Il grande gioco strategico per le prossime elezioni europee si è messo in moto. Da mesi sono noti i contatti tra il Ppe, nella persona del suo presidente Manfred Weber, e i principali esponenti di governo di Fratelli d’Italia. L’idea di Weber è quella di offrire una sponda a Meloni per rafforzare il sempre più esangue consenso dei popolari. Weber può fornire una maggiore legittimazione istituzionale a Fratelli d’Italia, poiché da sempre il partito popolare governa l’Unione Europea, mentre il primo partito italiano può portare un fondamentale serbatoio di voti considerata anche la rilevanza dell’Italia sul piano dei seggi parlamentari.

Ma non è soltanto il partito del presidente del Consiglio a muoversi perché, quasi a sorpresa, la Lega ha avviato un dibattito interno per svincolarsi da Identità e Democrazia, gruppo che riunisce partiti sovranisti e no-euro.

D’altronde la Lega non è più quella di qualche anno fa quando era un partito anti euro, anti establishment, animato da una retorica aggressiva. La Lega ha scontato questa posizione nella crisi del governo Conte I nel 2019, quando Salvini ha capito che la linea euroscettica era indigeribile tanto per il Quirinale quanto per i mercati e le istituzioni europee.

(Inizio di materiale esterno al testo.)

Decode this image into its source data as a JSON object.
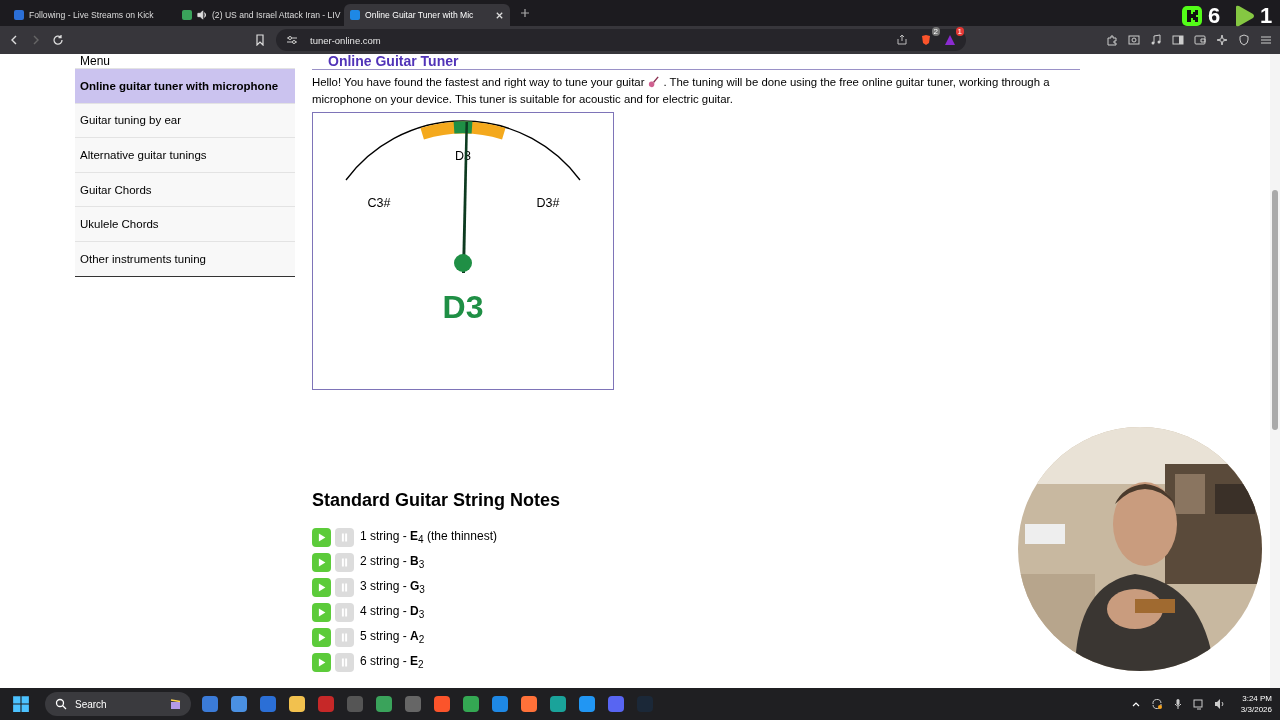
{
  "browser": {
    "tabs": [
      {
        "title": "Following - Live Streams on Kick",
        "selected": false,
        "audio": false
      },
      {
        "title": "(2) US and Israel Attack Iran - LIV",
        "selected": false,
        "audio": true
      },
      {
        "title": "Online Guitar Tuner with Mic",
        "selected": true,
        "audio": false
      }
    ],
    "url": "tuner-online.com",
    "shield_badge": "2",
    "rewards_badge": "1"
  },
  "stream_overlay": {
    "counters": [
      "6",
      "1"
    ]
  },
  "sidebar": {
    "heading": "Menu",
    "items": [
      {
        "label": "Online guitar tuner with microphone",
        "selected": true
      },
      {
        "label": "Guitar tuning by ear",
        "selected": false
      },
      {
        "label": "Alternative guitar tunings",
        "selected": false
      },
      {
        "label": "Guitar Chords",
        "selected": false
      },
      {
        "label": "Ukulele Chords",
        "selected": false
      },
      {
        "label": "Other instruments tuning",
        "selected": false
      }
    ]
  },
  "article": {
    "title": "Online Guitar Tuner",
    "intro_start": "Hello! You have found the fastest and right way to tune your guitar",
    "intro_end": ". The tuning will be done using the free online guitar tuner, working through a",
    "intro_line2": "microphone on your device. This tuner is suitable for acoustic and for electric guitar.",
    "tuner": {
      "center_note": "D3",
      "low_note": "C3#",
      "high_note": "D3#",
      "detected_note": "D3",
      "in_tune": true
    },
    "section_title": "Standard Guitar String Notes",
    "strings": [
      {
        "text": "1 string - **E**$_{4}$ (the thinnest)"
      },
      {
        "text": "2 string - **B**$_{3}$"
      },
      {
        "text": "3 string - **G**$_{3}$"
      },
      {
        "text": "4 string - **D**$_{3}$"
      },
      {
        "text": "5 string - **A**$_{2}$"
      },
      {
        "text": "6 string - **E**$_{2}$"
      }
    ]
  },
  "taskbar": {
    "search_placeholder": "Search",
    "time": "3:24 PM",
    "date": "3/3/2026"
  }
}
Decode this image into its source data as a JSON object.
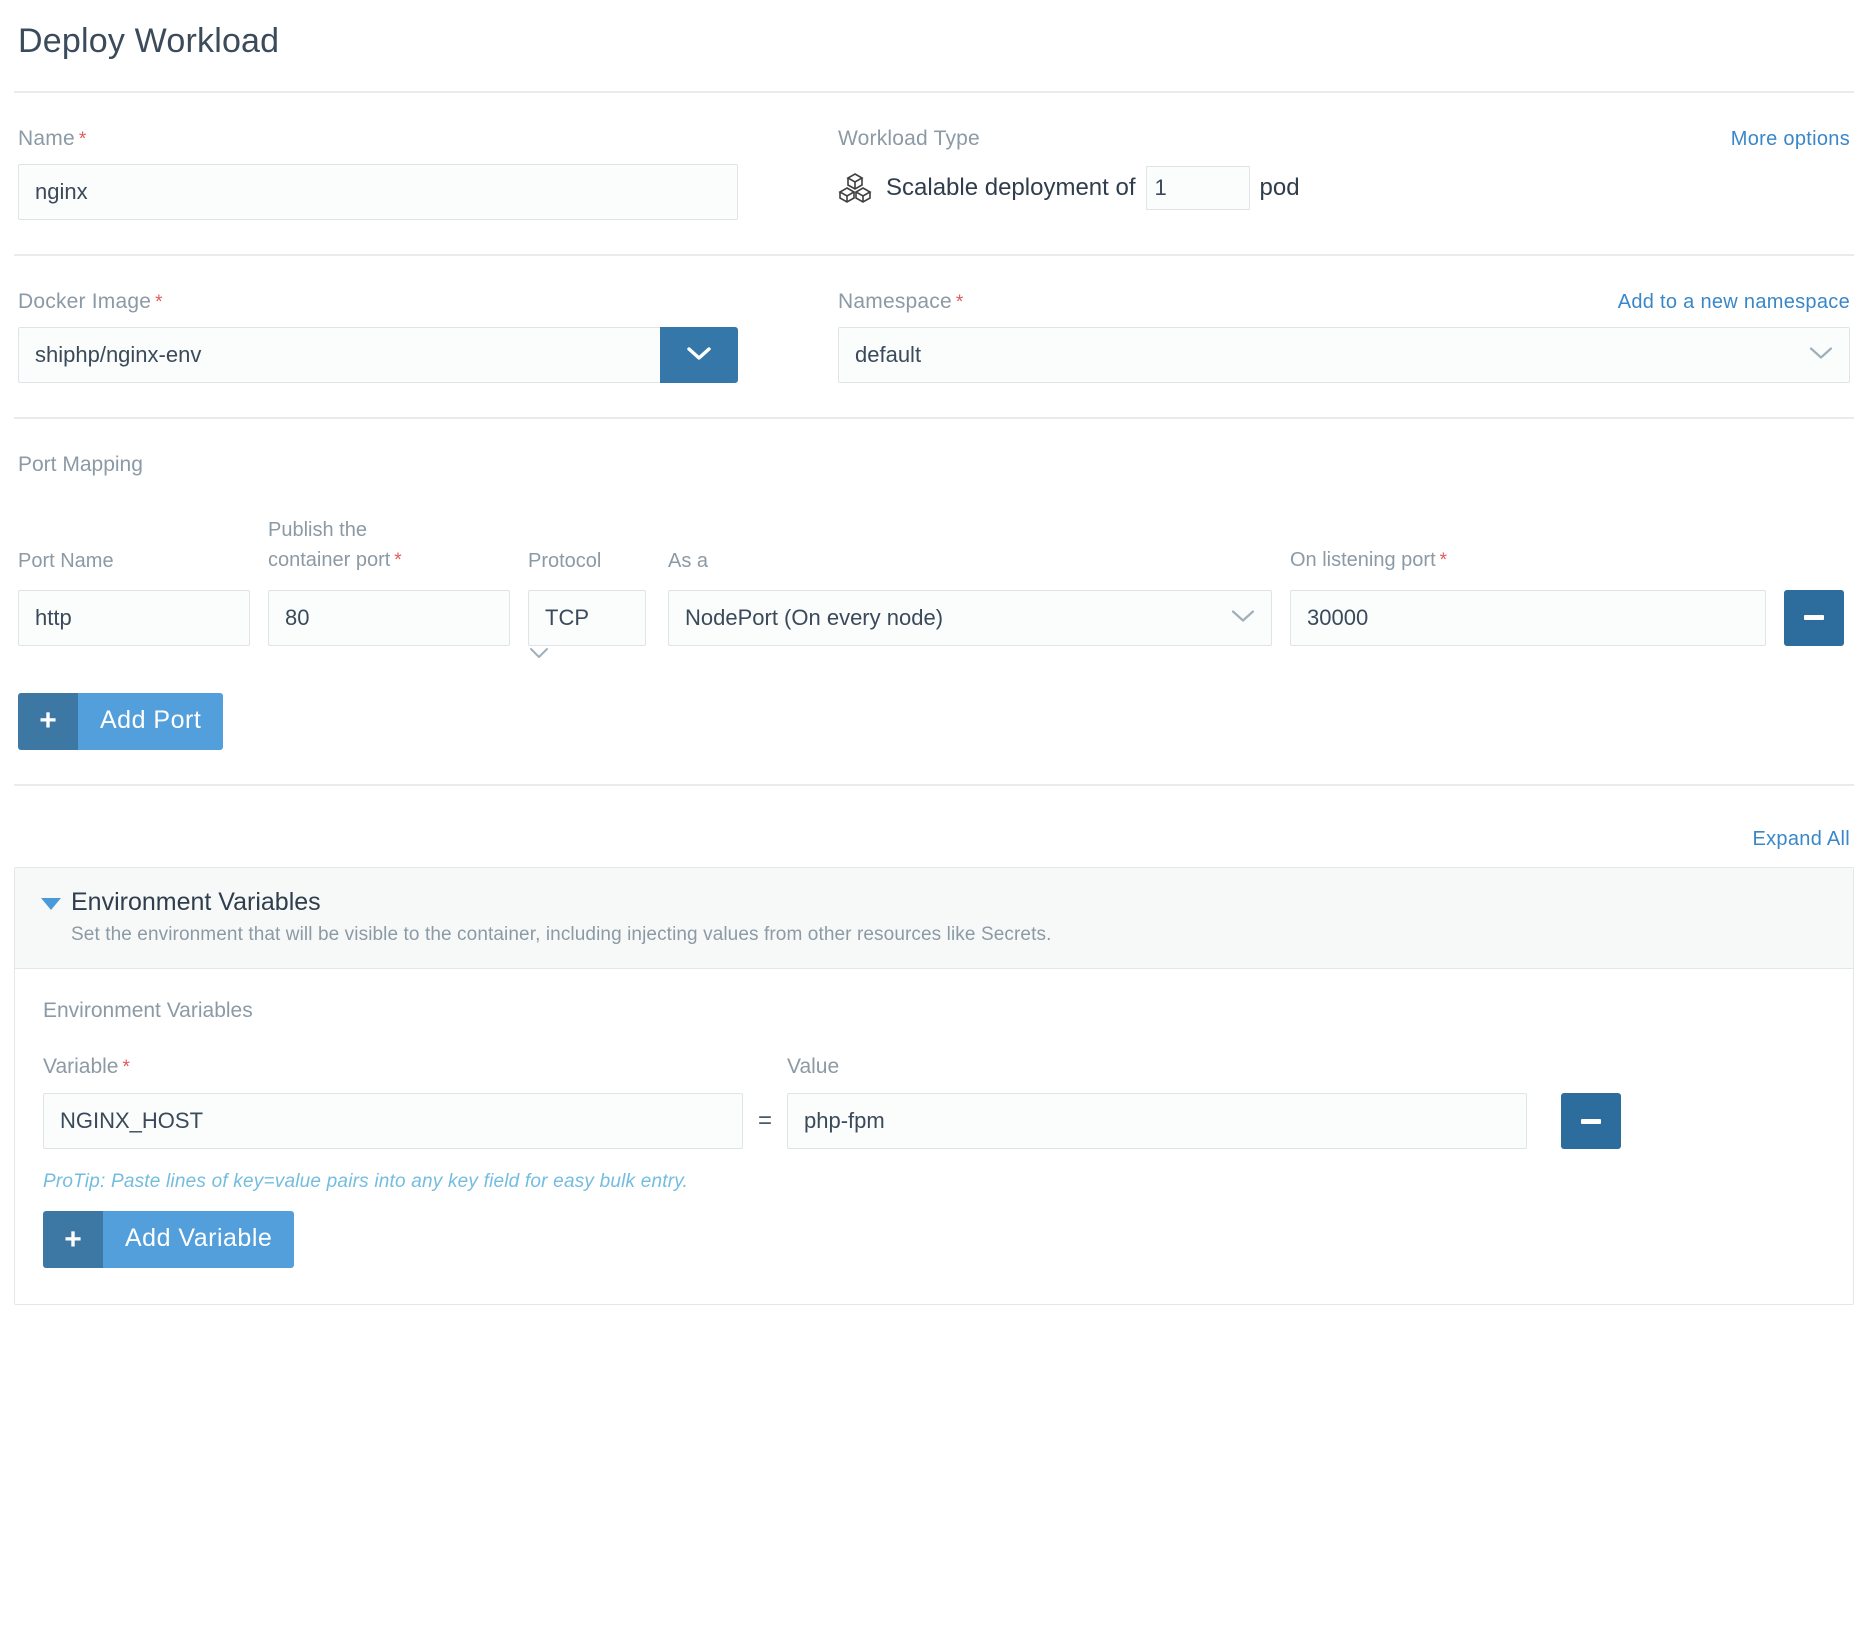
{
  "header": {
    "title": "Deploy Workload"
  },
  "name_section": {
    "label": "Name",
    "required_mark": "*",
    "value": "nginx"
  },
  "workload_type": {
    "label": "Workload Type",
    "more_options_link": "More options",
    "icon": "cubes-stack-icon",
    "text_before": "Scalable deployment of",
    "pods_value": "1",
    "text_after": "pod"
  },
  "docker_image": {
    "label": "Docker Image",
    "required_mark": "*",
    "value": "shiphp/nginx-env",
    "dropdown_icon": "chevron-down-icon"
  },
  "namespace": {
    "label": "Namespace",
    "required_mark": "*",
    "add_link": "Add to a new namespace",
    "value": "default"
  },
  "port_mapping": {
    "section_label": "Port Mapping",
    "headers": {
      "port_name": "Port Name",
      "container_port_line1": "Publish the",
      "container_port_line2": "container port",
      "container_port_required": "*",
      "protocol": "Protocol",
      "as_a": "As a",
      "listening_port": "On listening port",
      "listening_port_required": "*"
    },
    "rows": [
      {
        "port_name": "http",
        "container_port": "80",
        "protocol": "TCP",
        "as_a": "NodePort (On every node)",
        "listening_port": "30000",
        "remove_icon": "minus-icon"
      }
    ],
    "add_button": {
      "icon": "plus-icon",
      "label": "Add Port"
    }
  },
  "accordion": {
    "expand_all_link": "Expand All",
    "sections": [
      {
        "title": "Environment Variables",
        "description": "Set the environment that will be visible to the container, including injecting values from other resources like Secrets.",
        "expanded": true,
        "caret_icon": "caret-down-icon"
      }
    ]
  },
  "env_vars": {
    "section_label": "Environment Variables",
    "headers": {
      "variable": "Variable",
      "variable_required": "*",
      "value": "Value"
    },
    "equals": "=",
    "rows": [
      {
        "variable": "NGINX_HOST",
        "value": "php-fpm",
        "remove_icon": "minus-icon"
      }
    ],
    "protip": "ProTip: Paste lines of key=value pairs into any key field for easy bulk entry.",
    "add_button": {
      "icon": "plus-icon",
      "label": "Add Variable"
    }
  },
  "colors": {
    "accent_blue": "#3987c9",
    "button_blue": "#539fdc",
    "button_blue_dark": "#3d78a4",
    "combo_blue": "#3577a8",
    "minus_blue": "#2c6d9e",
    "required_red": "#e05c5c",
    "label_gray": "#8c9aa5",
    "protip_blue": "#72bde0"
  }
}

Da allora è iniziata la metamorfosi leghista: l’adesione alla grande coalizione a sostegno di Mario Draghi prima, l’accettazione pacifica della leadership di Meloni poi, infine un programma di governo concreto, senza eccessi populisti, ligio alla disciplina di bilancio.

La bad company

Giancarlo Giorgetti è la mente e forse il principale artefice del cambio di linea della Lega, oramai trasformatasi in forza di governo con una linea socio-economica prudente. Gli elettori sembrano apprezzare e, dopo la caduta del 2022, i sondaggi sono tornati a registrare una crescita del Carroccio.

Il distacco dal gruppo di Identità e Democrazia è nella logica di questa evoluzione: abbandonare la bad company euroscettica e nazionalista del Front National e di AfD, tornare ad essere più determinanti in una prospettiva di governo dell’Unione europea, porre fine all’isolamento diplomatico in cui sono confinati i partiti no euro.

Ed è qui che le strade di Lega e Fratelli d’Italia potrebbero forse incrociarsi. Nessuno dei due partiti entrerà nel Ppe, dove Forza Italia presidia la posizione, ma l’idea è quella di fare un gruppo popolare allargato dove altre componenti possono aggregarsi pur senza entrare nel partito.

Ciò significherebbe costituire quello che probabilmente sarà il più grande gruppo del parlamento europeo e di conseguenza scegliere il presidente della Commissione e i suoi componenti più importanti. Meloni e Salvini hanno compreso l’importanza di influenzare maggiormente la politica europea, soprattutto quando si siede al governo, e si muovono in questa direzione. Naturalmente la costruzione di un accordo tra il Ppe e altre forze politiche non è facile ne scontato.

Molti partiti popolari centristi non vogliono rinunciare alla propria identità mentre la corrente che fa capo a Ursula von der Leyen, al contrario di Weber, è recalcitrante rispetto alle aperture politiche a destra.

Nuovo profilo

Ma anche Fratelli d’Italia e Lega si stanno confrontando internamento: i primi devono molto al gruppo dei Conservatori europei, che molto valorizzato Meloni e offerto al partito italiano incarichi di primo piano nel gruppo parlamentare; i secondo sono divisi tra l’anima più movimentista, euroscettica e sovranista e la Lega istituzionale, governista di Giorgetti e dei governatori. In entrambe le formazioni il ruolo dei leader è determinante, saranno pertanto Meloni e Salvini a tracciare la rotta nei prossimi mesi.

Sarà interessanti anche capire se ci sarà un coordinamento tra la presidente del Consiglio e il suo vice nel muoversi congiuntamente verso nuovi lidi europei o se, invece, prevarrà una logica competitiva che potrebbe condurre a scelte diverse. Ciò che invece è certo è che le forze politiche della destra italiana sono alla ricerca di un nuovo profilo da destra di governa, allineata ai popolari sulle questioni economiche, internazionali e di governance europea.

Se questa strategia camaleontica avrà successo a Bruxelles lo scopriremo nel prossimo anno, ma è evidente che sia per la Lega che per Fratelli d’Italia è in atto una mossa di smarcamento dal passato euroscettico.